Referendum Costituzionale

Allarme rosso a Palazzo Madama: con la vittoria del Sì sarà feudo Pd

La possibile composizione: ai democratici una maggioranza bulgara di 65 senatori su cento. Resta il nodo delle nomine

Allarme rosso a Palazzo Madama: con la vittoria del Sì sarà feudo Pd

Poi dice che uno si butta sul populismo. Per meglio dire: sul «popolo sovrano» (articolo 1 Costituzione vigente).

Ma che razza di Senato sarà quello che potrebbe sbocciare, absit iniuria verbis, all'alba del 5 dicembre con la vittoria del «Sì» a Renzi e Boschi? Di sicuro ognuno dei cento neo-senatori non sarebbe più rappresentante della Nazione (art. 67 Carta vigente), bensì: 95 delle «istituzioni territoriali» e i restanti cinque, nominati dal presidente della Repubblica, non si sa di chi o di che cosa. Univoco il parere dei cultori del diritto: non rappresenterebbero più il «Popolo sovrano» (qualsiasi cosa di teorico o concreto il termine oggi possa significare), ma di enti chiusi, pura espressione di «casta» politica, che si tratti del Consiglio regionale, comunale o della presidenza della Repubblica. In definitiva, rappresenterebbero chi detiene la titolarità della loro nomina (il capo del partito, forse?).

Se questo principio può sembrare alquanto astratto - ma rappresenta un enorme problema giuridico (cfr. sentenza n.1/2014 della Corte costituzionale) - lo è assai meno una simulazione su quale maggioranza verrebbe a crearsi nel misterioso Ircocervo boschi-renziano. Tralasciamo pure il contestatissimo metodo di nomina, gli squilibri tra le Regioni (vantaggiosi per le piccole), il necessario adeguamento degli Statuti speciali che prevedono incompatibilità tra le cariche parlamentari e locali. Quel che emerge, sulla base degli attuali consigli regionali e comunali, è una maggioranza schiacciante del Pd, che conterebbe su 55 senatori, cui andrebbero aggiunti tre autonomisti trentini e due valdostani già alleati. Con i cinque senatori nominati per sette anni da Mattarella, si arriverebbe facilmente a una maggioranza dem di 65 senatori. Una macchina schiacciasassi, considerato che il peso del centrodestra, che pure ha in mano Lombardia, Veneto e Liguria, verrebbe totalmente vanificato (29 seggi, con dominio dei 14 leghisti su forzisti e fratelli d'Italia). Annichiliti i grillini, che potrebbero invece avere mano libera alla Camera, secondo i più recenti sondaggi; nel nuovo Senato si dovrebbero accontentare di sei rappresentanti (la sindaco Raggi sarebbe, tanto per dire, una «numero uno»). Interessante a questo punto considerare come i partiti «fronteggeranno» le forzature di un'elezione così assurda. Facile preconizzare che i complessi tecnicismi suggerirebbero all'opposizione di presentarsi in alleanze «innaturali», pur di strappare qualche seggio in più.

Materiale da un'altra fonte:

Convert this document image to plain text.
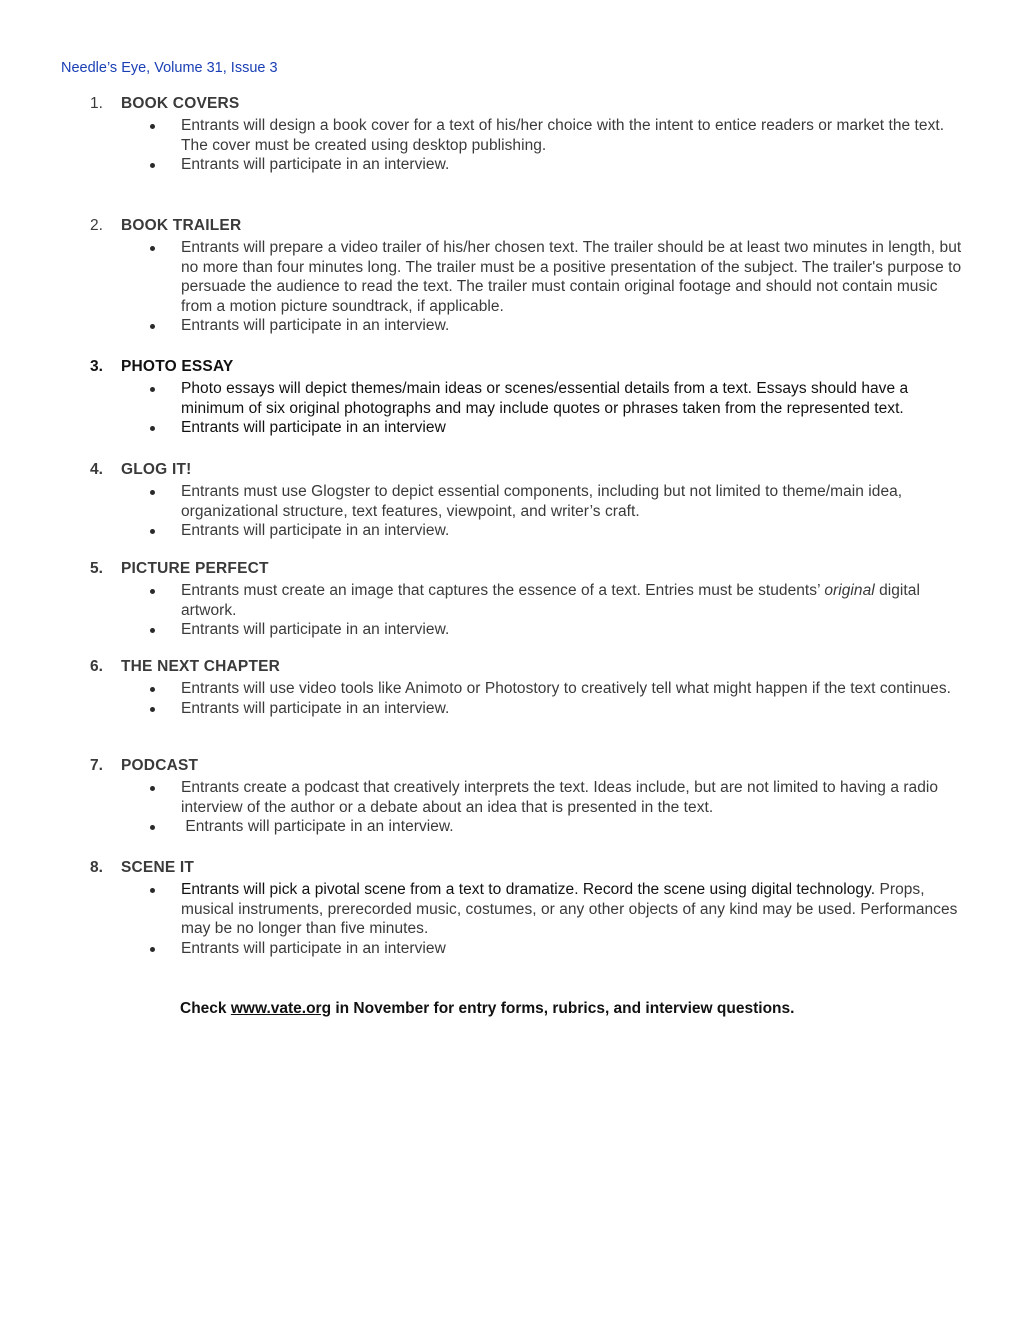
Needle’s Eye, Volume 31, Issue 3
1.	BOOK COVERS
Entrants will design a book cover for a text of his/her choice with the intent to entice readers or market the text. The cover must be created using desktop publishing.
Entrants will participate in an interview.
2.	BOOK TRAILER
Entrants will prepare a video trailer of his/her chosen text. The trailer should be at least two minutes in length, but no more than four minutes long. The trailer must be a positive presentation of the subject. The trailer's purpose to persuade the audience to read the text. The trailer must contain original footage and should not contain music from a motion picture soundtrack, if applicable.
Entrants will participate in an interview.
3.	PHOTO ESSAY
Photo essays will depict themes/main ideas or scenes/essential details from a text. Essays should have a minimum of six original photographs and may include quotes or phrases taken from the represented text.
Entrants will participate in an interview
4.	GLOG IT!
Entrants must use Glogster to depict essential components, including but not limited to theme/main idea, organizational structure, text features, viewpoint, and writer’s craft.
Entrants will participate in an interview.
5.	PICTURE PERFECT
Entrants must create an image that captures the essence of a text. Entries must be students’ original digital artwork.
Entrants will participate in an interview.
6.	THE NEXT CHAPTER
Entrants will use video tools like Animoto or Photostory to creatively tell what might happen if the text continues.
Entrants will participate in an interview.
7.	PODCAST
Entrants create a podcast that creatively interprets the text. Ideas include, but are not limited to having a radio interview of the author or a debate about an idea that is presented in the text.
Entrants will participate in an interview.
8.	SCENE IT
Entrants will pick a pivotal scene from a text to dramatize. Record the scene using digital technology. Props, musical instruments, prerecorded music, costumes, or any other objects of any kind may be used. Performances may be no longer than five minutes.
Entrants will participate in an interview
Check www.vate.org in November for entry forms, rubrics, and interview questions.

Tra bufale e distorsioni di questa dissennata «voglia di cambiare purché si cambi» c'è poi il peso legislativo del nuovo Senato. Oggi, come dimostrano le statistiche, il problema della «navetta» è stato ampiamente superato, con oltre l'80 per cento delle leggi approvate senza modifiche (in ogni caso è un problema politico, non di sistema). Dovesse vincere Renzi, domani il Senato non si occuperebbe più di dare la fiducia al governo e di controllarlo. Però manterrebbe competenze sulle nomine governative, su una miriade di leggi e leggine che riguardano i rapporti tra Stato, Ue ed enti territoriali; sulle leggi di revisione costituzionale e tante altre. Se a questo si aggiunge la facoltà di chiedere alla Camera modifiche a qualsiasi legge (la Camera può rifiutarsi), ecco un'autostrada aperta verso infiniti conflitti di competenza. Chi li risolve? I presidenti delle due Camere, è scritto nella riforma.

Come noto, due entità sempre d'amore e d'accordo da che Italia è una.